Three cupfuls of potatoes, one cupful of bread, two eggs, well-beaten, separately; pepper, salt and nutmeg to taste, and some chopped parsley that has been heated in butter. The bread should be prepared as for croutons, crusts removed, cut in squares, browned in butter in the oven, then crushed. The mixture should be very stiff. Mold into small balls and drop into boiling, well-salted water; keep water boiling for fifteen minutes, when the klösse should be about twice the original size and done to the center. They may be served with bread-crumbs browned in butter, placed on the top of each dumpling, or with tomato sauce. With chopped meat filling the center of the dumplings they can also be varied. If too moist, use flour or bread-crumbs in molding. A good cook has the knack of dropping from the spoon without molding, but this is hard to do. The klösse should be the size of small apples when finished. Americans very often use a trifle of baking-powder to insure lightness in these. Germans depend on good beating.

SWEET POTATOES

Boiled sweet potatoes

Wash and cook in boiling water until soft. Set in a moderate oven for ten minutes to keep them from being watery.

Baked sweet potatoes

They are seldom cooked in any other way at the South, where they are native to the soil, and at their best estate.
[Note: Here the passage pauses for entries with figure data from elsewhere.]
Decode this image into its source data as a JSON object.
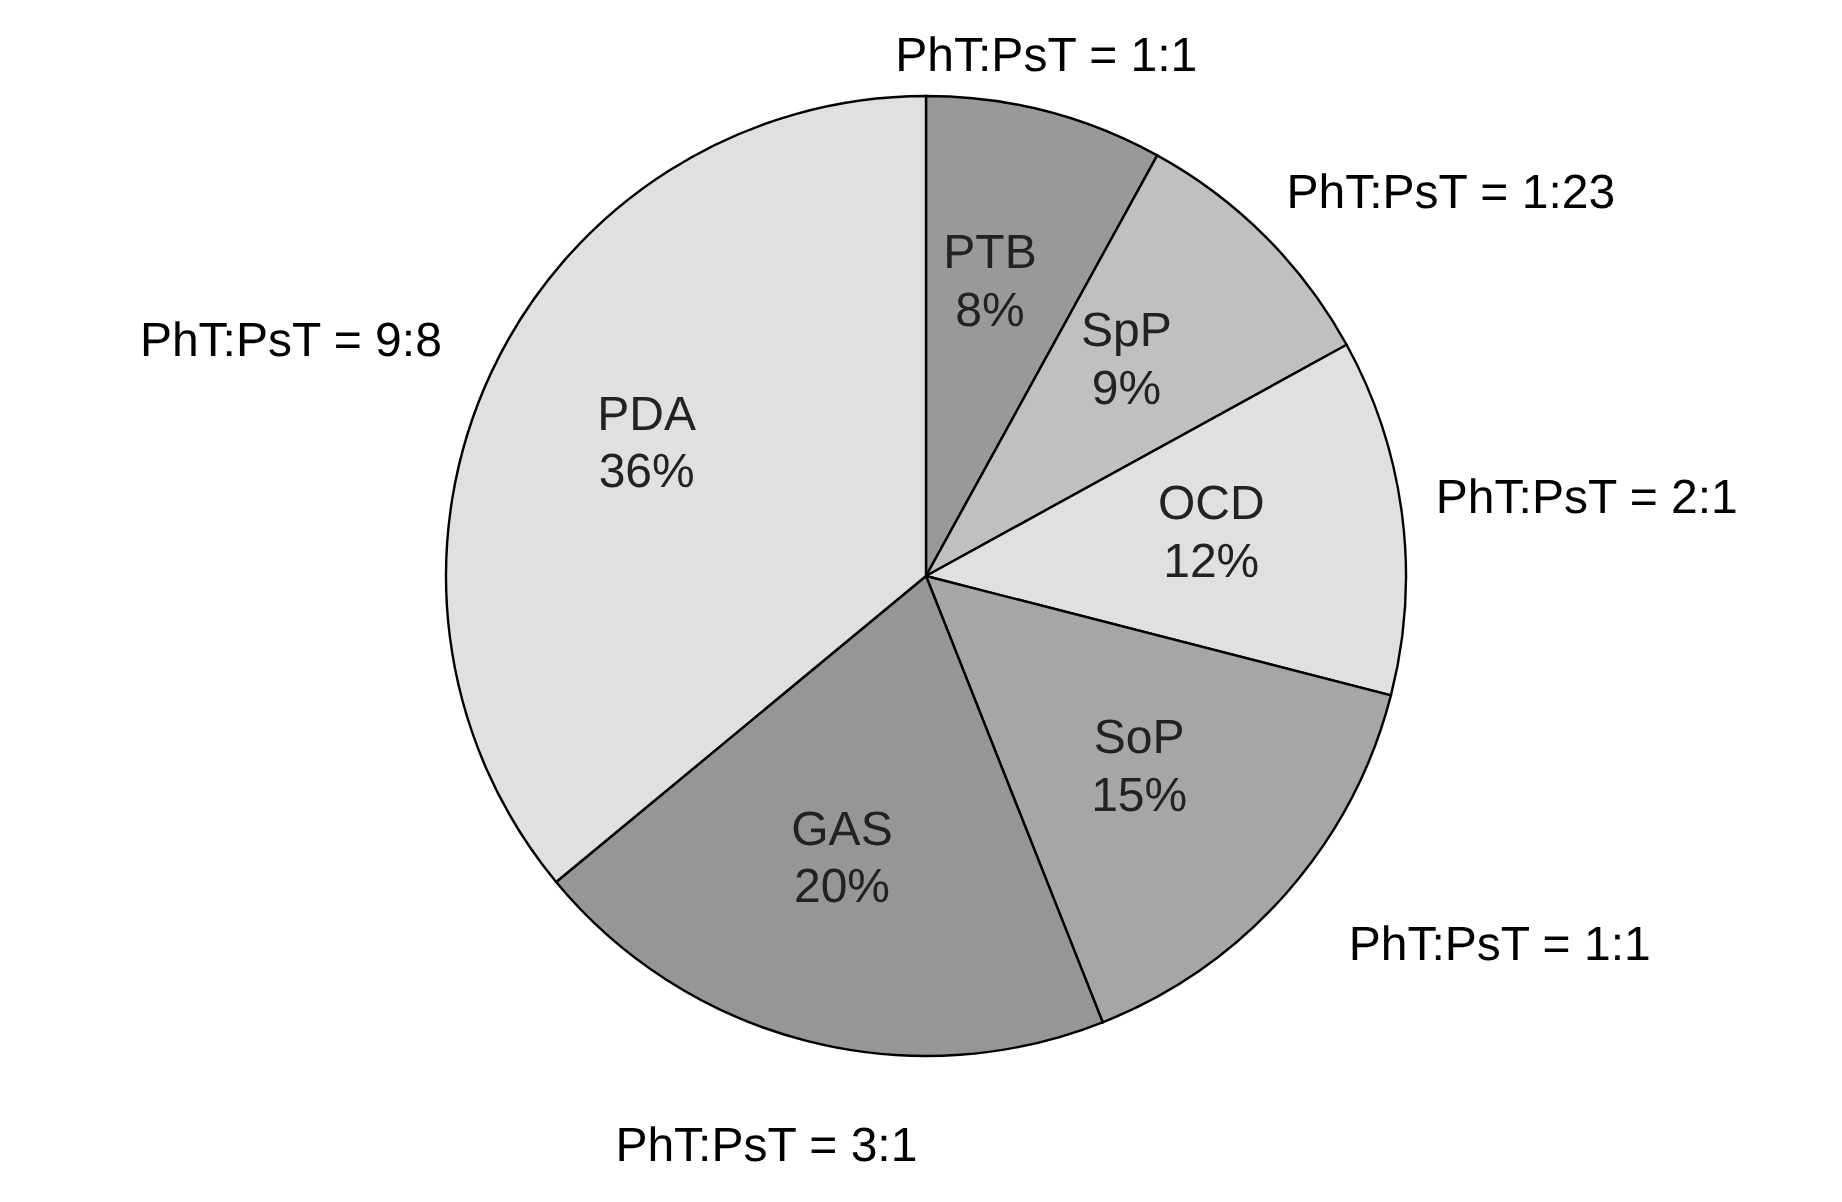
{
  "chart_data": {
    "type": "pie",
    "categories": [
      "PTB",
      "SpP",
      "OCD",
      "SoP",
      "GAS",
      "PDA"
    ],
    "values": [
      8,
      9,
      12,
      15,
      20,
      36
    ],
    "value_labels": [
      "8%",
      "9%",
      "12%",
      "15%",
      "20%",
      "36%"
    ],
    "colors": [
      "#999999",
      "#c0c0c0",
      "#e0e0e0",
      "#a6a6a6",
      "#969696",
      "#e0e0e0"
    ],
    "annotations": [
      {
        "text": "PhT:PsT = 1:1",
        "x": "PTB"
      },
      {
        "text": "PhT:PsT = 1:23",
        "x": "SpP"
      },
      {
        "text": "PhT:PsT = 2:1",
        "x": "OCD"
      },
      {
        "text": "PhT:PsT = 1:1",
        "x": "SoP"
      },
      {
        "text": "PhT:PsT = 3:1",
        "x": "GAS"
      },
      {
        "text": "PhT:PsT = 9:8",
        "x": "PDA"
      }
    ]
  }
}
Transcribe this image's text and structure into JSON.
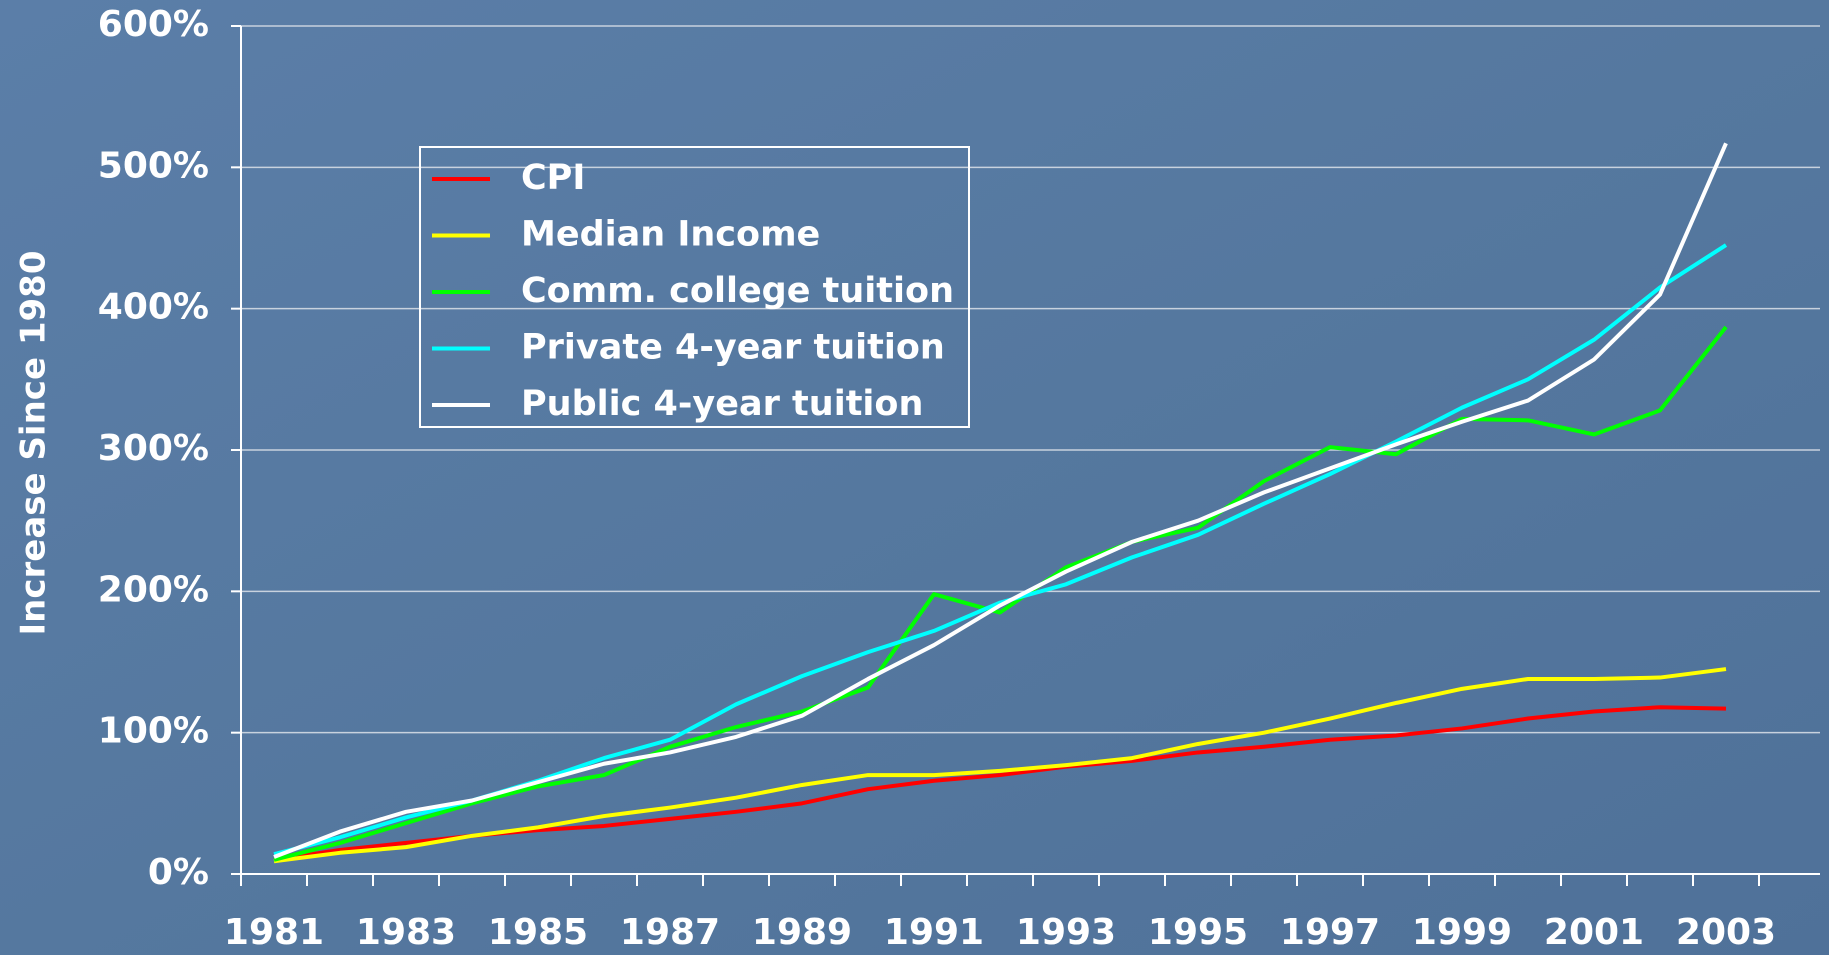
{
  "chart_data": {
    "type": "line",
    "y_label": "Increase Since 1980",
    "categories": [
      "1981",
      null,
      "1983",
      null,
      "1985",
      null,
      "1987",
      null,
      "1989",
      null,
      "1991",
      null,
      "1993",
      null,
      "1995",
      null,
      "1997",
      null,
      "1999",
      null,
      "2001",
      null,
      "2003"
    ],
    "ylim": [
      0,
      600
    ],
    "yticks": [
      {
        "value": 0,
        "label": "0%"
      },
      {
        "value": 100,
        "label": "100%"
      },
      {
        "value": 200,
        "label": "200%"
      },
      {
        "value": 300,
        "label": "300%"
      },
      {
        "value": 400,
        "label": "400%"
      },
      {
        "value": 500,
        "label": "500%"
      },
      {
        "value": 600,
        "label": "600%"
      }
    ],
    "grid": true,
    "legend": "upper left",
    "series": [
      {
        "name": "CPI",
        "color": "#ff0000",
        "values": [
          10,
          17,
          22,
          27,
          31,
          34,
          39,
          44,
          50,
          60,
          66,
          70,
          76,
          80,
          86,
          90,
          95,
          98,
          103,
          110,
          115,
          118,
          117
        ]
      },
      {
        "name": "Median Income",
        "color": "#ffff00",
        "values": [
          9,
          15,
          19,
          27,
          33,
          41,
          47,
          54,
          63,
          70,
          70,
          73,
          77,
          82,
          92,
          100,
          110,
          121,
          131,
          138,
          138,
          139,
          145
        ]
      },
      {
        "name": "Comm. college tuition",
        "color": "#00ff00",
        "values": [
          10,
          22,
          36,
          50,
          62,
          70,
          90,
          104,
          115,
          132,
          198,
          185,
          217,
          235,
          245,
          278,
          302,
          297,
          322,
          321,
          311,
          328,
          387
        ]
      },
      {
        "name": "Private 4-year tuition",
        "color": "#00ffff",
        "values": [
          14,
          26,
          40,
          52,
          66,
          82,
          95,
          120,
          140,
          157,
          172,
          192,
          205,
          224,
          240,
          262,
          283,
          306,
          330,
          350,
          378,
          415,
          445
        ]
      },
      {
        "name": "Public 4-year tuition",
        "color": "#ffffff",
        "values": [
          12,
          30,
          44,
          52,
          65,
          78,
          86,
          97,
          112,
          138,
          162,
          190,
          214,
          235,
          250,
          270,
          287,
          304,
          320,
          335,
          364,
          410,
          517
        ]
      }
    ]
  }
}
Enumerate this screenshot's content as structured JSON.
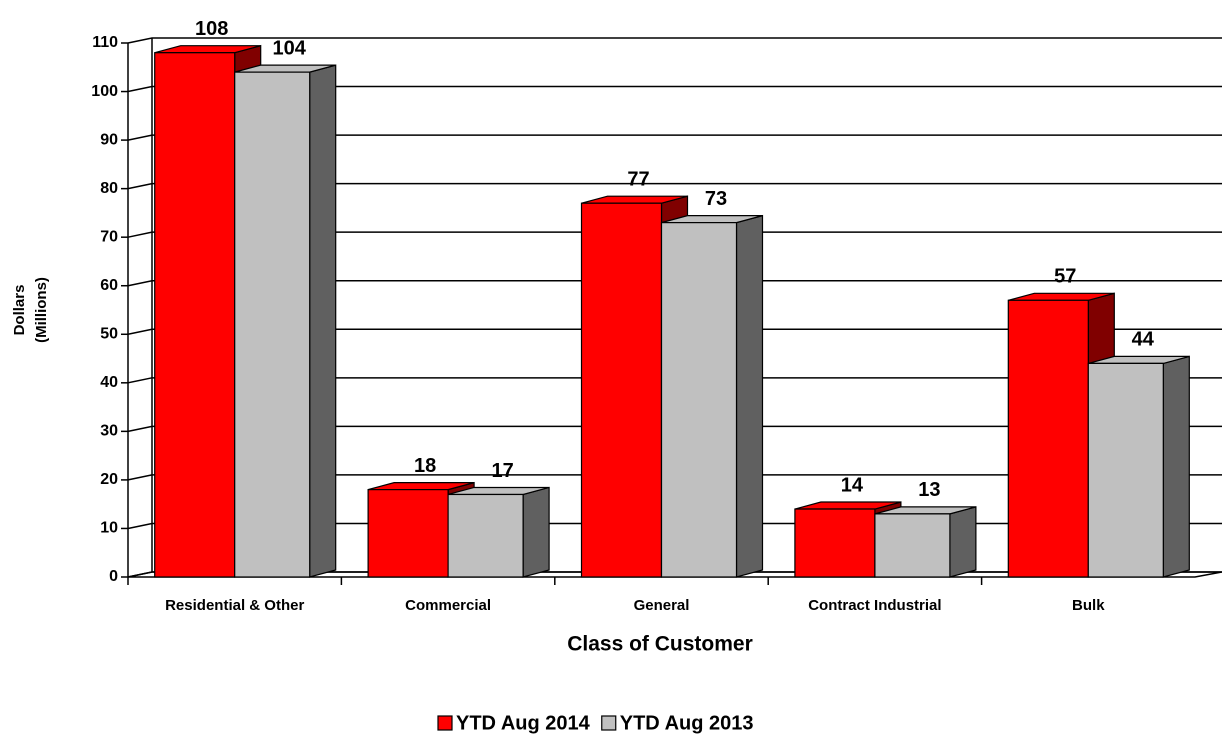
{
  "chart_data": {
    "type": "bar3d",
    "x_label": "Class of Customer",
    "y_label": [
      "Dollars",
      "(Millions)"
    ],
    "categories": [
      "Residential & Other",
      "Commercial",
      "General",
      "Contract Industrial",
      "Bulk"
    ],
    "series": [
      {
        "name": "YTD Aug 2014",
        "color": "#ff0000",
        "side_color": "#800000",
        "values": [
          108,
          18,
          77,
          14,
          57
        ]
      },
      {
        "name": "YTD Aug 2013",
        "color": "#c0c0c0",
        "side_color": "#606060",
        "values": [
          104,
          17,
          73,
          13,
          44
        ]
      }
    ],
    "ylim": [
      0,
      110
    ],
    "yticks": [
      0,
      10,
      20,
      30,
      40,
      50,
      60,
      70,
      80,
      90,
      100,
      110
    ],
    "grid": true,
    "legend": "bottom"
  }
}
Wash and wipe and bake in a good oven until tender.

Glazed sweet potatoes

Parboil in their skins, peel and lay in a bake-pan. Cook, basting often with butter, until they are a golden brown.

Scallop of sweet potatoes and bacon

This is a good “left-over” when you have a little cold corned ham and some cold boiled or baked sweet potatoes. Mince the meat—the fatter the better—and put a layer in the bottom of a bake-dish. Cover with sweet potato dice, pepper, and put in more bacon. When all the materials are used up, cover with crumbs; add enough milk to wet the crumbs, cover and bake half an hour. Uncover and brown.